Nick Clegg ha detto ad alta voce quello che molti pensano ma pochi osano dichiarare. E cioè che, secondo lui, se chiedessimo davvero il permesso prima di usare le opere degli artisti per addestrare le intelligenze artificiali, l’intero settore si fermerebbe. Sarebbe troppo complicato. Troppo lento. Troppo costoso. O, come ha detto lui, “incompatibile con la fisica della tecnologia”.
È un’affermazione pesante. Perché ammette che oggi il sistema regge solo se si bypassa il consenso. Se si prende, si usa, e poi (forse) si offre un opt-out. Ma è un po’ come se le aziende dicessero: “Non possiamo permetterci di rispettare i tuoi diritti, speriamo che tu non te ne accorga o non abbia i mezzi per reagire”.
Il paradosso è tutto qui.
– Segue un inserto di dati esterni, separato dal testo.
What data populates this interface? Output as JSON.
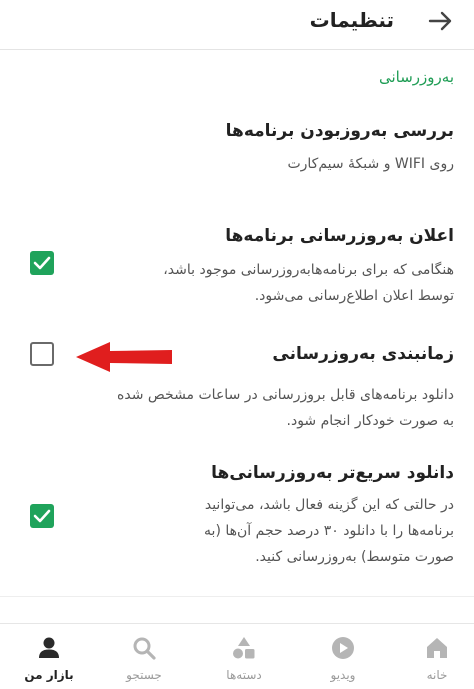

Da un lato artisti, scrittori, fotografi, giornalisti, musicisti… che chiedono solo di essere ascoltati. Di avere voce. Di non essere cannibalizzati in silenzio. Dall’altro aziende con budget miliardari che dicono: “Se dobbiamo chiedere permesso, moriamo”.
E nel mezzo c’è la realtà. Le AI non funzionano senza dati. Ma quei dati, nella maggior parte dei casi, sono opere umane. Frutto di tempo, talento e fatica. E se un’intera industria si regge sul fatto che usarli gratis è più semplice che pagarli, allora il problema non è l’artista che protesta.
Il problema è il modello di business.